Snow covers the popular touristic neighbourhood of Darban, close to Mount Damavand. Luxury cars  make their way through to properties on higher ground.

Street hawkers don’t exist here. There are only some friends, men and women, who have come to the higher ground for snowball fights and to take pictures. The taxi driver tells Rudaw that houses in the area are so expensive that “no one can buy them”. “House rents here are outlandish, with the rent averaging between $2,000 to $7,000,” explained the taxi driver.

The US sanctions may have hit the majority of Iranians and made their lives more difficult, but not for some residents of Tehran’s north.

Sanaz, who doesn’t wear the mandatory hijab, explained to Rudaw that the sanctions may have actually made them even richer.

“The financial conditions have not affected our class at all because my husband is a real-estate developer. He has given many of our shops up for rent. Thus, with inflation, the price of our goods increase too,” she explained.

Unlike ordinary Iranians who live off of $600 a month, the average monthly expenditure of Sanaz and her family ranges between $1,500 to $2,000.

“At times, we travel abroad, and those expenses increase.”

“When shopping, I never ask about the price. I buy whatever I like for myself and children,” revealed Sanaz, who has never been to the poverty-stricken south.

Binyamin, Sanaz’s husband, explained that “the upper class win in all cases”.

“For example, I have a friend who sells construction material. He has made huge profits amid the sanctions and inflation, and he doesn’t want the situation to change,” Binyamin claimed.


Here, you cannot see morality police enforcing religious laws, and men and women freely engage in snowball fights and wrestling,  music playing loudly in their high-end cars as they drive away to other tourist areas.

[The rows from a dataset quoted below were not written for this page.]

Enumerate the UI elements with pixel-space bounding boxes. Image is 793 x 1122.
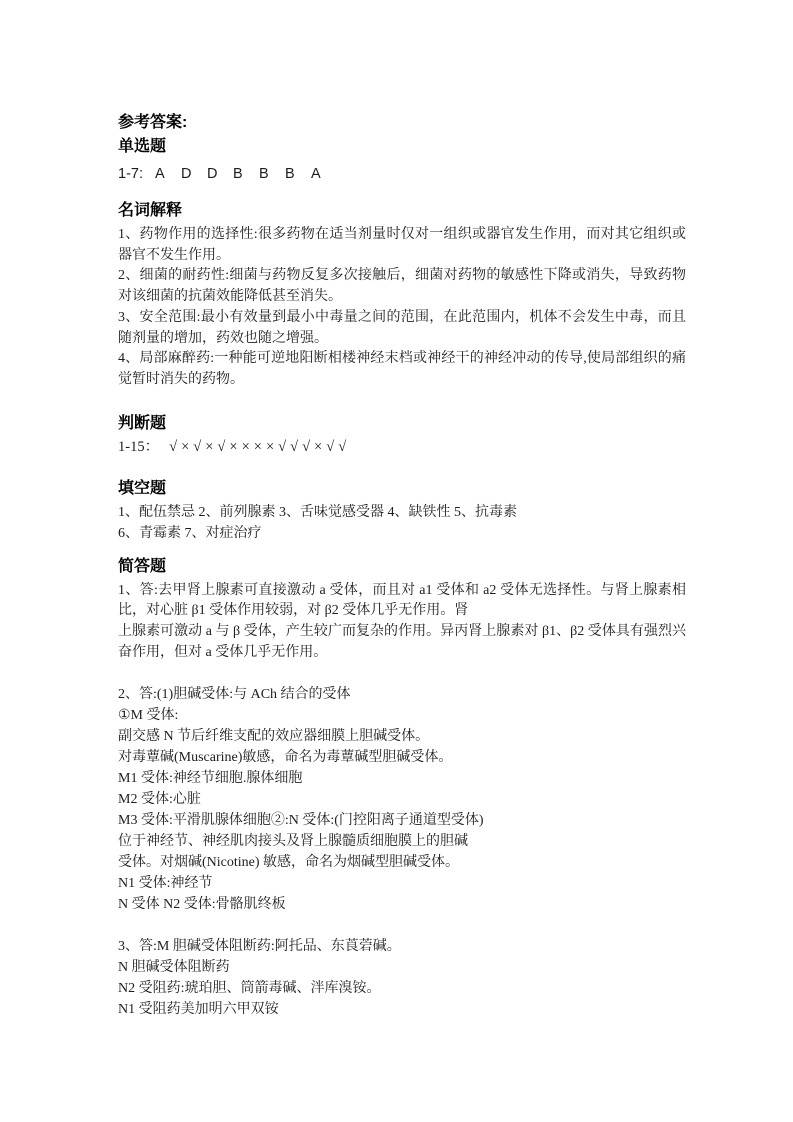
- single-choice-range-label: 1-7:: [118, 164, 143, 185]
- true-false-answer: √: [217, 437, 225, 458]
- terms-list: 1、药物作用的选择性:很多药物在适当剂量时仅对一组织或器官发生作用，而对其它组织…: [118, 225, 686, 391]
- term-item: 2、细菌的耐药性:细菌与药物反复多次接触后，细菌对药物的敏感性下降或消失，导致药…: [118, 266, 686, 307]
- true-false-range-label: 1-15：: [118, 437, 159, 458]
- true-false-answer: √: [278, 437, 286, 458]
- short-answer-line: N 胆碱受体阻断药: [118, 957, 686, 978]
- short-answer-line: N1 受阻药美加明六甲双铵: [118, 999, 686, 1020]
- short-answer-paragraph: 1、答:去甲肾上腺素可直接激动 a 受体，而且对 a1 受体和 a2 受体无选择…: [118, 581, 686, 622]
- true-false-answer: ×: [314, 437, 322, 458]
- short-answer-line: 受体。对烟碱(Nicotine) 敏感，命名为烟碱型胆碱受体。: [118, 852, 686, 873]
- short-answer-line: 2、答:(1)胆碱受体:与 ACh 结合的受体: [118, 684, 686, 705]
- term-item: 3、安全范围:最小有效量到最小中毒量之间的范围，在此范围内，机体不会发生中毒，而…: [118, 308, 686, 349]
- short-answer-line: M1 受体:神经节细胞.腺体细胞: [118, 768, 686, 789]
- fill-blank-line: 1、配伍禁忌 2、前列腺素 3、舌味觉感受器 4、缺铁性 5、抗毒素: [118, 502, 686, 523]
- short-answer-line: N2 受阻药:琥珀胆、筒箭毒碱、泮库溴铵。: [118, 978, 686, 999]
- section-heading-terms: 名词解释: [118, 200, 686, 222]
- short-answer-1: 1、答:去甲肾上腺素可直接激动 a 受体，而且对 a1 受体和 a2 受体无选择…: [118, 581, 686, 664]
- single-choice-answer: B: [233, 164, 259, 185]
- short-answer-line: 对毒蕈碱(Muscarine)敏感，命名为毒蕈碱型胆碱受体。: [118, 747, 686, 768]
- true-false-answer: √: [302, 437, 310, 458]
- true-false-answer: ×: [205, 437, 213, 458]
- short-answer-line: 3、答:M 胆碱受体阻断药:阿托品、东莨菪碱。: [118, 936, 686, 957]
- fill-blanks-list: 1、配伍禁忌 2、前列腺素 3、舌味觉感受器 4、缺铁性 5、抗毒素 6、青霉素…: [118, 502, 686, 544]
- true-false-answer: √: [193, 437, 201, 458]
- true-false-answer: √: [169, 437, 177, 458]
- short-answer-line: 位于神经节、神经肌肉接头及肾上腺髓质细胞膜上的胆碱: [118, 831, 686, 852]
- section-heading-single-choice: 单选题: [118, 136, 686, 158]
- true-false-answer: √: [326, 437, 334, 458]
- true-false-answers-row: 1-15：√×√×√××××√√√×√√: [118, 437, 686, 458]
- single-choice-answer: B: [259, 164, 285, 185]
- short-answer-2: 2、答:(1)胆碱受体:与 ACh 结合的受体 ①M 受体: 副交感 N 节后纤…: [118, 684, 686, 915]
- true-false-answer: ×: [266, 437, 274, 458]
- true-false-answer: √: [290, 437, 298, 458]
- short-answer-line: N1 受体:神经节: [118, 873, 686, 894]
- true-false-answer: ×: [181, 437, 189, 458]
- term-item: 1、药物作用的选择性:很多药物在适当剂量时仅对一组织或器官发生作用，而对其它组织…: [118, 225, 686, 266]
- section-heading-fill-blanks: 填空题: [118, 478, 686, 500]
- single-choice-answer: A: [155, 164, 181, 185]
- short-answer-line: M2 受体:心脏: [118, 789, 686, 810]
- short-answer-paragraph: 上腺素可激动 a 与 β 受体，产生较广而复杂的作用。异丙肾上腺素对 β1、β2…: [118, 622, 686, 663]
- short-answer-line: ①M 受体:: [118, 705, 686, 726]
- short-answer-line: M3 受体:平滑肌腺体细胞②:N 受体:(门控阳离子通道型受体): [118, 810, 686, 831]
- document-title: 参考答案:: [118, 112, 686, 134]
- true-false-answer: √: [338, 437, 346, 458]
- short-answer-line: N 受体 N2 受体:骨骼肌终板: [118, 894, 686, 915]
- single-choice-answer: B: [285, 164, 311, 185]
- document-content: 参考答案: 单选题 1-7:ADDBBBA 名词解释 1、药物作用的选择性:很多…: [118, 112, 686, 1020]
- true-false-answer: ×: [229, 437, 237, 458]
- single-choice-answer: D: [207, 164, 233, 185]
- single-choice-answers-row: 1-7:ADDBBBA: [118, 164, 686, 185]
- fill-blank-line: 6、青霉素 7、对症治疗: [118, 523, 686, 544]
- short-answer-3: 3、答:M 胆碱受体阻断药:阿托品、东莨菪碱。 N 胆碱受体阻断药 N2 受阻药…: [118, 936, 686, 1020]
- true-false-answer: ×: [242, 437, 250, 458]
- single-choice-answer: D: [181, 164, 207, 185]
- section-heading-short-answers: 简答题: [118, 556, 686, 578]
- short-answer-line: 副交感 N 节后纤维支配的效应器细膜上胆碱受体。: [118, 726, 686, 747]
- short-answers: 1、答:去甲肾上腺素可直接激动 a 受体，而且对 a1 受体和 a2 受体无选择…: [118, 581, 686, 1021]
- single-choice-answer: A: [311, 164, 337, 185]
- term-item: 4、局部麻醉药:一种能可逆地阳断相楼神经末档或神经干的神经冲动的传导,使局部组织…: [118, 349, 686, 390]
- true-false-answer: ×: [254, 437, 262, 458]
- document-page: 参考答案: 单选题 1-7:ADDBBBA 名词解释 1、药物作用的选择性:很多…: [0, 0, 793, 1122]
- section-heading-true-false: 判断题: [118, 413, 686, 435]
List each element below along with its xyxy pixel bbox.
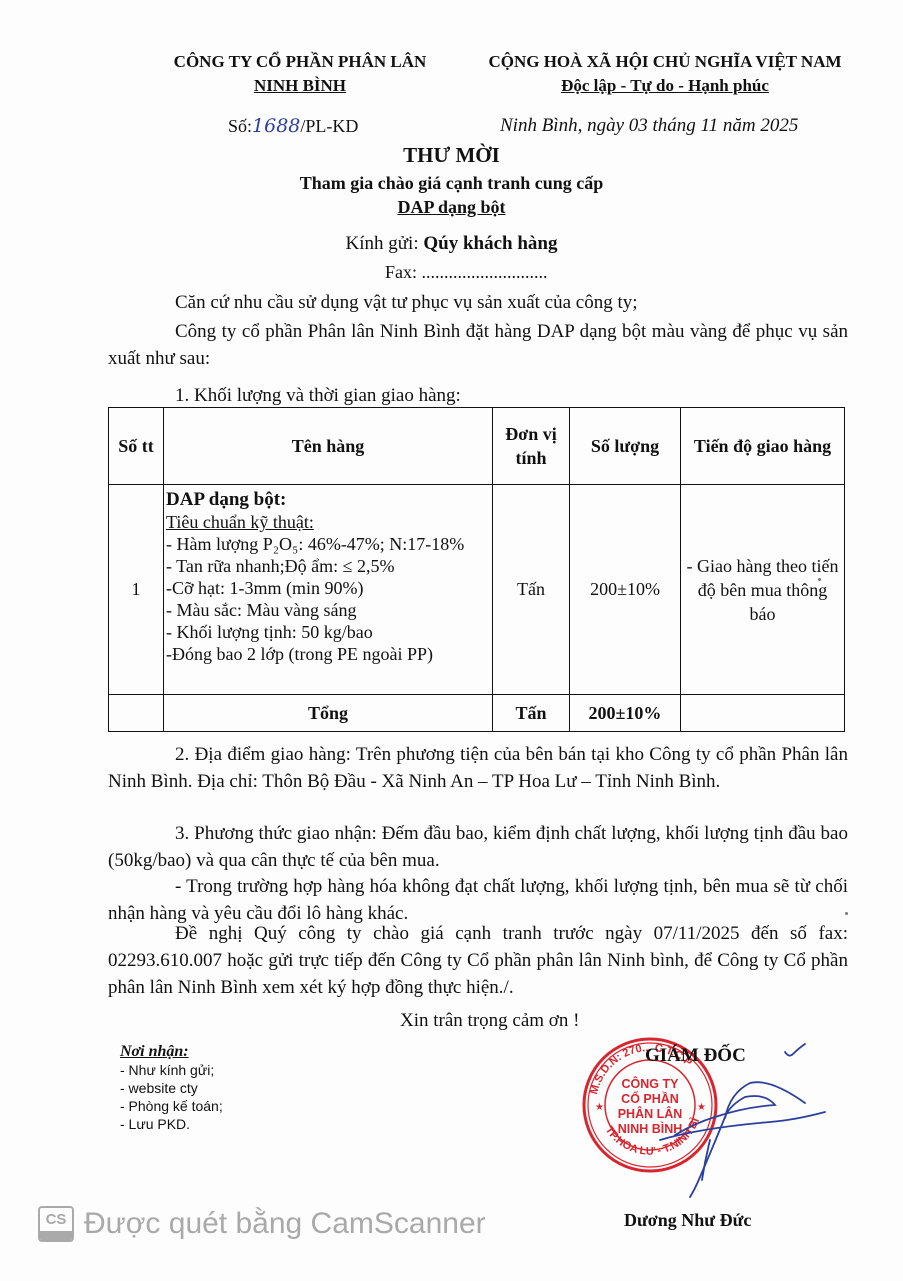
recipient-item: - Phòng kế toán; bbox=[120, 1097, 223, 1115]
total-schedule bbox=[681, 695, 845, 732]
col-qty: Số lượng bbox=[570, 408, 681, 485]
table-row: 1 DAP dạng bột: Tiêu chuẩn kỹ thuật: - H… bbox=[109, 485, 845, 695]
recipient-item: - Lưu PKD. bbox=[120, 1115, 223, 1133]
recipient-label: Kính gửi: bbox=[346, 233, 424, 254]
intro-paragraph-2: Công ty cổ phần Phân lân Ninh Bình đặt h… bbox=[108, 318, 848, 372]
col-schedule: Tiến độ giao hàng bbox=[681, 408, 845, 485]
recipient-line: Kính gửi: Qúy khách hàng bbox=[0, 233, 903, 255]
spec-item: - Hàm lượng P₂O₅: 46%-47%; N:17-18% bbox=[166, 533, 490, 555]
col-stt: Số tt bbox=[109, 408, 164, 485]
national-title: CỘNG HOÀ XÃ HỘI CHỦ NGHĨA VIỆT NAM bbox=[470, 50, 860, 74]
spec-item: - Tan rữa nhanh;Độ ẩm: ≤ 2,5% bbox=[166, 555, 490, 577]
document-date: Ninh Bình, ngày 03 tháng 11 năm 2025 bbox=[500, 115, 798, 137]
recipient-name: Qúy khách hàng bbox=[423, 233, 557, 254]
product-name: DAP dạng bột: bbox=[166, 489, 490, 511]
intro-paragraph-1: Căn cứ nhu cầu sử dụng vật tư phục vụ sả… bbox=[175, 289, 638, 316]
section-3-rejection-note: - Trong trường hợp hàng hóa không đạt ch… bbox=[108, 873, 848, 927]
section-2-delivery-location: 2. Địa điểm giao hàng: Trên phương tiện … bbox=[108, 741, 848, 795]
recipient-item: - Như kính gửi; bbox=[120, 1061, 223, 1079]
closing-thanks: Xin trân trọng cảm ơn ! bbox=[400, 1010, 579, 1032]
total-row: Tổng Tấn 200±10% bbox=[109, 695, 845, 732]
fax-line: Fax: ............................ bbox=[385, 262, 548, 283]
product-title: DAP dạng bột bbox=[0, 197, 903, 218]
doc-no-handwritten: 1688 bbox=[252, 115, 300, 137]
camscanner-text: Được quét bằng CamScanner bbox=[84, 1207, 486, 1241]
document-number: Số:1688/PL-KD bbox=[228, 115, 358, 137]
total-qty: 200±10% bbox=[570, 695, 681, 732]
row-schedule: - Giao hàng theo tiến độ bên mua thông b… bbox=[681, 485, 845, 695]
row-qty: 200±10% bbox=[570, 485, 681, 695]
national-motto: Độc lập - Tự do - Hạnh phúc bbox=[470, 74, 860, 98]
recipients-heading: Nơi nhận: bbox=[120, 1043, 223, 1061]
row-spec: DAP dạng bột: Tiêu chuẩn kỹ thuật: - Hàm… bbox=[164, 485, 493, 695]
row-stt: 1 bbox=[109, 485, 164, 695]
recipients-list: Nơi nhận: - Như kính gửi; - website cty … bbox=[120, 1043, 223, 1133]
total-stt bbox=[109, 695, 164, 732]
spec-title: Tiêu chuẩn kỹ thuật: bbox=[166, 511, 490, 533]
doc-no-suffix: /PL-KD bbox=[300, 116, 358, 136]
spec-item: -Đóng bao 2 lớp (trong PE ngoài PP) bbox=[166, 643, 490, 665]
spec-item: - Khối lượng tịnh: 50 kg/bao bbox=[166, 621, 490, 643]
svg-text:★: ★ bbox=[595, 1102, 604, 1113]
company-name-line2: NINH BÌNH bbox=[150, 74, 450, 98]
company-header: CÔNG TY CỔ PHẦN PHÂN LÂN NINH BÌNH bbox=[150, 50, 450, 98]
total-label: Tổng bbox=[164, 695, 493, 732]
scan-dot bbox=[818, 578, 821, 581]
recipient-item: - website cty bbox=[120, 1079, 223, 1097]
goods-table: Số tt Tên hàng Đơn vị tính Số lượng Tiến… bbox=[108, 407, 845, 732]
camscanner-watermark: CS Được quét bằng CamScanner bbox=[38, 1206, 486, 1242]
row-unit: Tấn bbox=[493, 485, 570, 695]
signature-icon bbox=[640, 1040, 830, 1220]
document-title: THƯ MỜI bbox=[0, 143, 903, 168]
table-header-row: Số tt Tên hàng Đơn vị tính Số lượng Tiến… bbox=[109, 408, 845, 485]
quote-request-paragraph: Đề nghị Quý công ty chào giá cạnh tranh … bbox=[108, 920, 848, 1001]
doc-no-prefix: Số: bbox=[228, 116, 252, 136]
spec-item: - Màu sắc: Màu vàng sáng bbox=[166, 599, 490, 621]
total-unit: Tấn bbox=[493, 695, 570, 732]
col-name: Tên hàng bbox=[164, 408, 493, 485]
section-1-heading: 1. Khối lượng và thời gian giao hàng: bbox=[175, 382, 461, 409]
spec-item: -Cỡ hạt: 1-3mm (min 90%) bbox=[166, 577, 490, 599]
company-name-line1: CÔNG TY CỔ PHẦN PHÂN LÂN bbox=[150, 50, 450, 74]
col-unit: Đơn vị tính bbox=[493, 408, 570, 485]
camscanner-logo-icon: CS bbox=[38, 1206, 74, 1242]
section-3-delivery-method: 3. Phương thức giao nhận: Đếm đầu bao, k… bbox=[108, 820, 848, 874]
document-subtitle: Tham gia chào giá cạnh tranh cung cấp bbox=[0, 173, 903, 194]
national-header: CỘNG HOÀ XÃ HỘI CHỦ NGHĨA VIỆT NAM Độc l… bbox=[470, 50, 860, 98]
scan-dot bbox=[845, 912, 848, 915]
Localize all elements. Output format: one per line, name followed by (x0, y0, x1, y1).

On the other side is Tehran’s south , frequently in the headlines for poverty and social issues. Going to the metro station to the south of the city, many Afghan refugees can be seen carrying goods on their back. There are many street hawkers here. 

Shush, in southern Tehran, it is an entirely different world to the north of the city . Streets are old, buildings low. Shops are not high-end. The first thing Rudaw English saw was four men smoking hasish on the main street, without fear of being caught.

One of them, Akbar, expressed anger at the government. Married with two children, he told Rudaw English that he is unemployed despite applying for many jobs.

“I am forced to do any job I can, even stealing,” Akbar said as he smoked.

Akbar has rented one room for $100 a month. “It [the room] is so bad that you wouldn’t be able to endure sleeping in it for a night, but our hand is forced,” he explained.

Shops in this part of Tehran don’t see a lot of visitors.  55-year old Abdulla Mistofi owns a small restaurant in the area. “The people in this area are the poorest in Tehran. Things used to be better when there were some factories,” he explained.

“Following the US re-imposition of sanctions and the inflation, the factories suffered losses and closed their doors before even paying their workers,” Mistofi told Rudaw English.

“I used to make good money, but now I earn 6 million romans monthly, 4 million of which is spent on house rent,”he added.

 “People find it difficult to get by food to eat nowadays. At times, women come to me with their hungry children, asking me for some food. I give them our leftovers,” added the restaurant owner.

No one who plans for a good future for their children should live in this area, he concluded.

Unlike the north, women can seldom be seen on the streets here, and if they are on the streets, they are wearing the chador. 

42-year old Maheen takes care of her two children after getting divorced from her husband, who had developed a drug addiction. She set up a salon.

“This place is not very safe for women, so they don’t get out that much because it is full of homeless, drug addicts,” Maheen told Rudaw English.

She recounts how one day, some individuals wielding knives broke into a women’s salon, stealing all the womens’ money and gold.

“I tell women who come to my salon not to wear any gold because it is dangerous,” clarified Maheen.

Women have to resort to prostitution in a bid to feed their children, working for as little as $2, explained Maheen, who also told me to leave the area as it was unsafe for strangers.